Effroyables jardins. Michel Quint

Pendant mes vacances, j’ai décidé de lire les romans courts que j’avais sélectionné pour mon challenge ABC 2017 sur livraddict. Ce qui m’a permis d’être à 12 livres lus au 1er juin, et le 13ème en cours de lecture, soit exactement la moitié du challenge à la moitié de l’année ^^

Parmi cette liste de petits romans, figuraient Effroyables jardins

 

 

Synopsis

Le jeune garçon aimerait bien pouvoir se cacher, disparaître, lorsque son père, instituteur respecté, se déguise en clown amateur. Entre honte et mépris, il assiste à ses numéros. Jusqu’au jour où son oncle Gaston lui révèle le sens de cette étrange vocation en lui dévoilant un épisode tragi-comique de la Seconde Guerre mondiale… Pudeur, humour et tendresse caractérisent ce récit simple et bouleversant que Michel Quint a dédié à son grand-père, ancien combattant à Verdun, et à son père, ancien résistant.

 

Mon avis

Il y a déjà quelques années de cela, j’avais vu le film avec Jacques Villeret et André Dussolier. Il m’avait serré le coeur… et je m’étais promis de lire le roman dont était tiré ce film.
Et quelle ne fut pas ma surprise en découvrant ce tout petit roman de 80 pages à peine !! Du coup, avant de commencer ma lecture, je me suis demandée si le réalisateur avait brodé autour de l’histoire pour en faire un film qui tienne un peu sur la longueur… La réponse est non ! Il n’y a pas de broderie. Mais assez parlé de comparaison film/livre, parlons uniquement du roman de Michel Quint.

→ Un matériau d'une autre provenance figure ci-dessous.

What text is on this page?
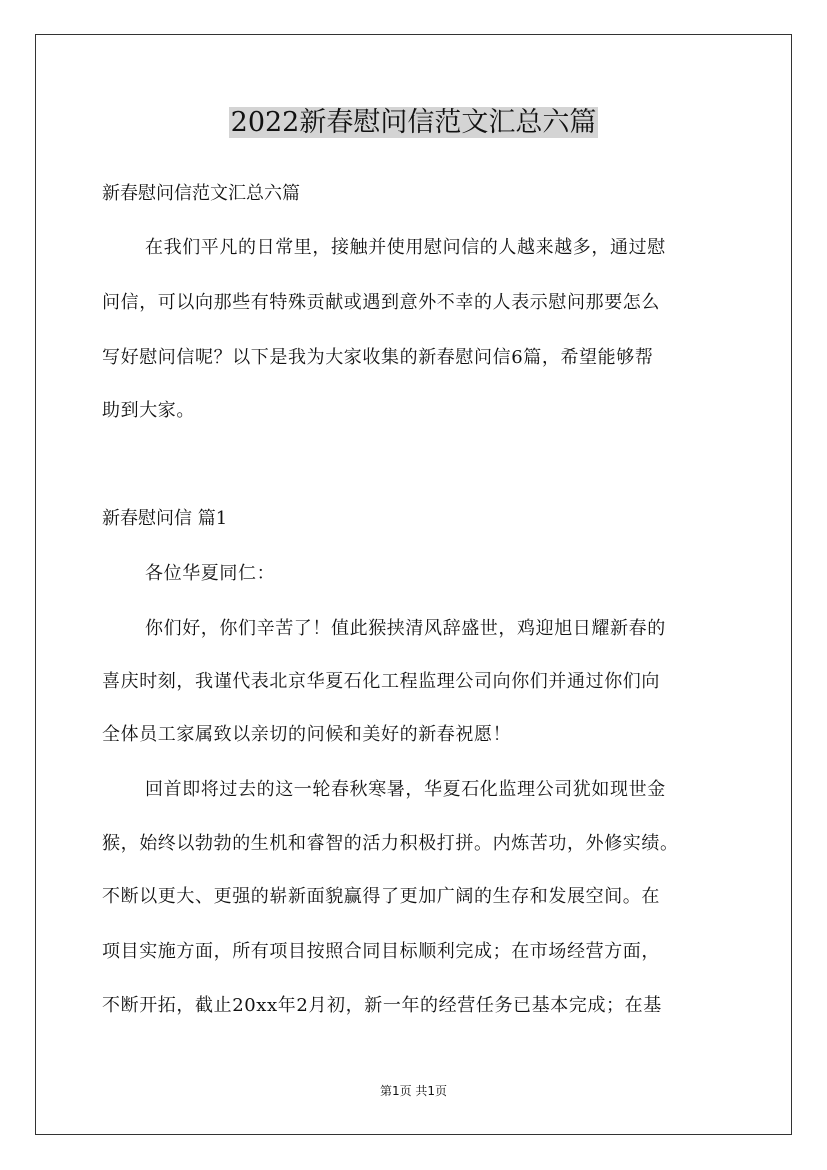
2022新春慰问信范文汇总六篇
新春慰问信范文汇总六篇
在我们平凡的日常里，接触并使用慰问信的人越来越多，通过慰
问信，可以向那些有特殊贡献或遇到意外不幸的人表示慰问那要怎么
写好慰问信呢？以下是我为大家收集的新春慰问信6篇，希望能够帮
助到大家。
新春慰问信 篇1
各位华夏同仁：
你们好，你们辛苦了！值此猴挟清风辞盛世，鸡迎旭日耀新春的
喜庆时刻，我谨代表北京华夏石化工程监理公司向你们并通过你们向
全体员工家属致以亲切的问候和美好的新春祝愿！
回首即将过去的这一轮春秋寒暑，华夏石化监理公司犹如现世金
猴，始终以勃勃的生机和睿智的活力积极打拼。内炼苦功，外修实绩。
不断以更大、更强的崭新面貌赢得了更加广阔的生存和发展空间。在
项目实施方面，所有项目按照合同目标顺利完成；在市场经营方面，
不断开拓，截止20xx年2月初，新一年的经营任务已基本完成；在基
第1页 共1页
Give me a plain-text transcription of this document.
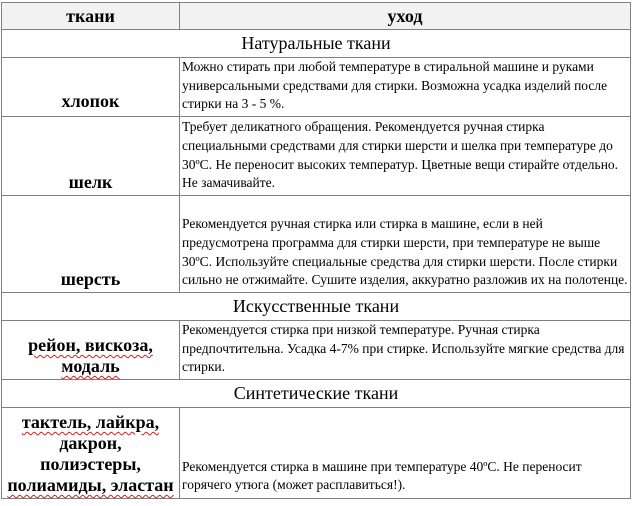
ткани	уход
Натуральные ткани	
хлопок	Можно стирать при любой температуре в стиральной машине и руками универсальными средствами для стирки. Возможна усадка изделий после стирки на 3 - 5 %.
шелк	Требует деликатного обращения. Рекомендуется ручная стирка специальными средствами для стирки шерсти и шелка при температуре до 30ºС. Не переносит высоких температур. Цветные вещи стирайте отдельно. Не замачивайте.
шерсть	Рекомендуется ручная стирка или стирка в машине, если в ней предусмотрена программа для стирки шерсти, при температуре не выше 30ºС. Используйте специальные средства для стирки шерсти. После стирки сильно не отжимайте. Сушите изделия, аккуратно разложив их на полотенце.
Искусственные ткани	

рейон, вискоза,
модаль	Рекомендуется стирка при низкой температуре. Ручная стирка предпочтительна. Усадка 4-7% при стирке. Используйте мягкие средства для стирки.
Синтетические ткани	

тактель, лайкра,
дакрон,
полиэстеры,
полиамиды, эластан	Рекомендуется стирка в машине при температуре 40ºС. Не переносит горячего утюга (может расплавиться!).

Donc oui, ce roman est court, et il se lit d’une traite. Parce qu’il est court, certes, mais aussi parce que l’histoire est sans fioriture, sans artefact, directe. C’est une histoire que l’on a envie, pardon, que l’on doit lire, écouter sans interrompre son narrateur.

Ce roman, c’est un hommage à tous ces résistants anonymes qui, par leurs petites histoires, ont façonné la Grande Histoire. C’est également un hommage à ces ennemis qui n’avaient pas envisagé d’être des opposants, et qui, à leur manière, ont essayé d’occulter tout conflit. Certains y sont même parvenus.
Mais surtout, c’est un plaidoyer sur l’humanité, sur la différence, l’acceptation de l’autre, de son histoire, de son passé… Et par ricoché, sur sa propre histoire. Un petit livre touchant, émouvant et juste.

Alors ce qu’il te reste à faire, si tu ne l’as pas lu, tu te réserves 30 – 40 minutes, et tu le lis.